TRESCIENTOS DIECINUEVE

El cielo es inmenso en la noche del verano caluroso. Las estrellas son lunares que brillan en la cara del tiempo inabarcable, ninguna caerá hasta bien entrada la madrugada, solo para ser vista por los enamorados más perseverantes.
En los mares del sur el frío es un intruso que, furtivamente, se instala entre la medianoche y el amanecer; la arena quieta acompaña la charla de los amantes, ausculta cada beso para vislumbrar la vida de la pasión, y se callan las olas, más calmadas, aburridas, menos provocadoras.
La pregunta es una tradición escrita en la piel de las noches en las playas, en todas las playas de todos los mundos. La pregunta, el juego inquisidor, la mirada hacia lo incomprensible, que busca y jamás halla. Algunos creen que solo sirve para propiciar el amor, dar impulso a la irremediable caricia, al inextinguible abrazo.
Él mira. Ella mira. Él hace la pregunta que repite ese instante una vez más. Ella, desesperadamente, se atreve a preguntar otra cosa distinta. Mirá el cielo infinito. "¿Creés que habrán otras gentes como nosotros, por acá?".

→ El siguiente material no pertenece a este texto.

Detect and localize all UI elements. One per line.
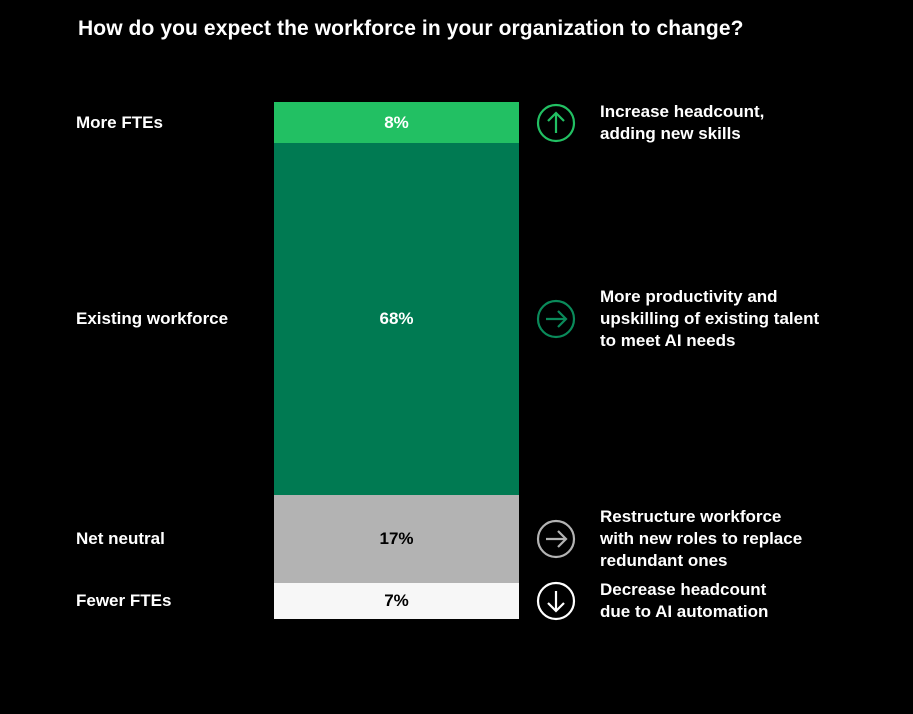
data-label: 68% <box>379 309 414 329</box>
note-text: Increase headcount, adding new skills <box>600 101 765 143</box>
bar-segment: 68% <box>274 143 519 495</box>
note-text: More productivity and upskilling of exis… <box>600 287 820 351</box>
bar-segment: 17% <box>274 494 519 583</box>
note-text: Decrease headcount due to AI automation <box>600 579 769 621</box>
bar-segment: 7% <box>274 582 519 619</box>
note-text: Restructure workforce with new roles to … <box>600 506 803 570</box>
bar-row: More FTEs 8% Increase headcount, adding ne… <box>0 101 913 144</box>
bar-row: Existing workforce 68% More productivity a… <box>0 143 913 495</box>
chart-title: How do you expect the workforce in your … <box>78 17 744 40</box>
arrow-right-circle-icon <box>536 299 576 339</box>
data-label: 8% <box>384 112 409 132</box>
category-label: Existing workforce <box>76 309 229 329</box>
arrow-down-circle-icon <box>536 581 576 621</box>
arrow-right-circle-icon <box>536 519 576 559</box>
arrow-up-circle-icon <box>536 103 576 143</box>
category-label: Net neutral <box>76 528 165 548</box>
category-label: Fewer FTEs <box>76 590 172 610</box>
bar-row: Net neutral 17% Restructure workforce with… <box>0 494 913 583</box>
data-label: 17% <box>379 528 414 548</box>
data-label: 7% <box>384 590 409 610</box>
stacked-bar-chart: More FTEs 8% Increase headcount, adding ne… <box>0 101 913 621</box>
category-label: More FTEs <box>76 112 163 132</box>
bar-row: Fewer FTEs 7% Decrease headcount due to AI… <box>0 580 913 621</box>
bar-segment: 8% <box>274 102 519 144</box>
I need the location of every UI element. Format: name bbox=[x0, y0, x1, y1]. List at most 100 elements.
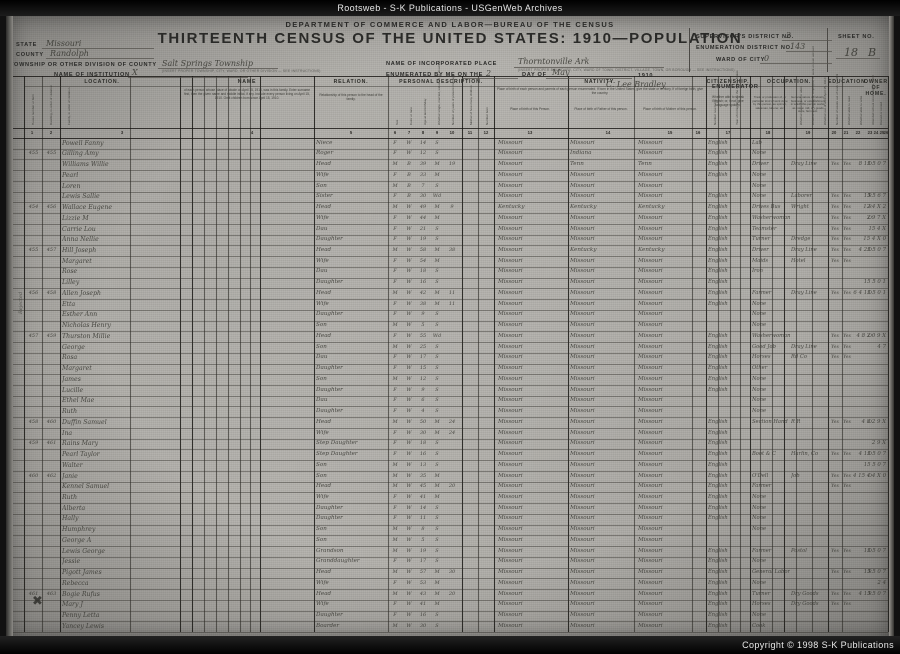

domingo, 3 de julio de 2011

TRESCIENTOS DIECIOCHO

A esta ciudad le hace falta un bar en el puerto. También necesita un puerto como es debido, con sus muelles como portales del río, como traductores entre la marea y los hombres que la miran con curiosidad; un paraíso pobre, de esos que viven mejor de noche que de día, sucios y repugnantes, con mesas en demolición y servilleteros amarillentos de marcas de antaño.
Un changador de ojos achinados y piel siempre sudando, junto a despachantes corruptos e inescrupulosos. La madera ennegrecida plagada de copas, y de bastos, y de espadas. Poco oro. Así estaría bueno vivir en Buenos Aires. Una ciudad con un patio de atrás, con toldo y esos borrachos equilibristas en sillas enclenques. Un lugar que yo podría considerar casi como mi casa.
En cambio, lo que hay es una prohibición de arrimarse a las aguas. Terminales con gruas cuyos dueños nunca vienen, bohemia privatizada, multitudes de contenedores como un laberinto de metal, sin Teseos ni Ariadnas. Barcos lejanos y ajenos, sin nombres que poder deletrear. Ninguna cultura que nos envie sus emisarios, ningún mensaje de Odessa, ningún frío del Báltico. Ninguna ciudad anclada en nuestro jardín de agua dulce.
No tengo un bar en mi puerto.
No hay historias si no hay bares en los puertos.